We further wondered whether the expression levels of PQBP1 and PCK2 were related to the late prognosis of OS patients. To determine this, we created dot and density plots for the mRNA expression distributions of PQBP1and PCK2 based on survival status in the three datasets. The expression distributions of the two genes were not significantly different between living and deceased cases (Figure S2A-B). We also conducted Kaplan-Meier and Cox regression analyses for overall survival based on the expression statuses of the two genes in GSE21257. High expression levels of PQBP1 predicted poor overall survival, while the expression of PCK2 was not significantly related to overall survival (Figure S2C, Table S5). Due to the lack of information on survival times in GSE14827 and GSE39055, statistical analysis for overall survival could not be conducted in these datasets.
Based on the above results, we concluded that PQBP1 and PCK2 can be employed as predictors for metastasis and recurrence in OS patients but are not suitable for the prediction of late prognosis.
Using three machine learning algorithms, prediction models for metastasis based on a combination of PQBP1 and PCK2 mRNA expression values were built in GSE14827 and subsequently validated in the other two datasets. As shown in Figure 3, the AUC and 95% CI values of these three models indicated good performance for metastasis in GSE21757 and for recurrence in GSE39055 (maximum AUC: 0.7879, 95% CI: 0.6609-0.9150; minimum AUC: 0.7454, 95% CI: 0.6070-0.8837). Among these three models, the model constructed using the artificial neural network algorithm seemed to exhibit the best performance (GSE21257: AUC: 0.7879, 95% CI: 0.6609-0.9150; GSE39055: AUC: 0.7719, 95% CI: 0.6204-0.9235). Despite some differences in performance, however, models based on the combination of PQBP1 and PCK2 from all three machine learning algorithms exhibited robust predictive power for metastasis and recurrence in OS patients. These results further indicate that the combination of the expression statuses of the two genes is able to identify OS patients with high or low risk of metastasis and recurrence.

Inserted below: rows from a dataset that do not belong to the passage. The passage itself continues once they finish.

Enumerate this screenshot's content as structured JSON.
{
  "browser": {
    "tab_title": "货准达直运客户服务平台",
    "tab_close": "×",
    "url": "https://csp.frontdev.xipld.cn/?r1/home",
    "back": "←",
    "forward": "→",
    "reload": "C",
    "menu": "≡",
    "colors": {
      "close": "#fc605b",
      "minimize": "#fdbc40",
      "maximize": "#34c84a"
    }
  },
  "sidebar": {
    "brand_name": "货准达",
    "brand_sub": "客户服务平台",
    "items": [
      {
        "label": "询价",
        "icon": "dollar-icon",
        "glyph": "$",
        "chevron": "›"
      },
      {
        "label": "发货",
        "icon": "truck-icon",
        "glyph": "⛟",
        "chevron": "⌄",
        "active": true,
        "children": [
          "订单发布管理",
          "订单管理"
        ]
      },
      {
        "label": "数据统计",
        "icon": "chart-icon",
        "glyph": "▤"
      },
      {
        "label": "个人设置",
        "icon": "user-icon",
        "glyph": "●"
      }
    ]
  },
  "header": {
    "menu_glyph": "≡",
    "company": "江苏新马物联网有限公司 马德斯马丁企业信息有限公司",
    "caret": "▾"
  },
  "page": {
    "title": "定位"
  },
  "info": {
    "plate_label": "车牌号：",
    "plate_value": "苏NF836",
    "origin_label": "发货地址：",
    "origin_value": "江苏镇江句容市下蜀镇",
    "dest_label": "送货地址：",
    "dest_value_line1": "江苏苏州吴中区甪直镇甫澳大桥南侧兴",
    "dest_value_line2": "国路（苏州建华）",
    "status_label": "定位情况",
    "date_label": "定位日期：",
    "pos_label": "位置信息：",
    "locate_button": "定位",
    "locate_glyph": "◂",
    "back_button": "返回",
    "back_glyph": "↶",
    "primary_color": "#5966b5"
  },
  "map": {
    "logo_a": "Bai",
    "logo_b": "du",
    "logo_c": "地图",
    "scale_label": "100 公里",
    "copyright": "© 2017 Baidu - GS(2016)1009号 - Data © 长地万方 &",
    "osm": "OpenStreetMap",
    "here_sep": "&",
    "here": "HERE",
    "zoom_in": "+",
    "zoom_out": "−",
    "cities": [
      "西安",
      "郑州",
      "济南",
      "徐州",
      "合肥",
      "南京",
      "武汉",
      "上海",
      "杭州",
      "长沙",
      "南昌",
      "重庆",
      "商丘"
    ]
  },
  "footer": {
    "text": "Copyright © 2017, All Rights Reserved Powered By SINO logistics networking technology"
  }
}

To further explore the interaction relationships between PQBP1 and PCK2, we extracted the minimal PQBP1 and PCK2-centered undirected interaction network (Figure 4A). The network contained five distinct communities with 65 nodes and 400 edges in total. PQBP1 and PCK2 belonged to different communities. We found that PCK2 was the protein most connected with other proteins in the network. Furthermore, we explored the shortest path between PQBP1 and PCK2 in this network, and we found that PQBP1 and PCK2 were connected by two other proteins, SF3A2 and UBA52. Thus, the shortest path was defined as the PQBP1-SF3A2-UBA52-PCK2 axis. The four proteins in this axis belonged to two communities, with PQBP1, SF3A2, and UBA52 in same community and PCK2 belonging to another community. UBA52 and PCK2 were hub genes (genes with an extremely high connectivity) [34] in their own communities. Then, we measured the pairwise expression correlations of the four axis genes in the three datasets (Figure 4B). The expression of UBA52 and PQBP1 was always negatively correlated with that of PCK2. This axis may represent the potential regulatory path between PQBP1 and PCK2.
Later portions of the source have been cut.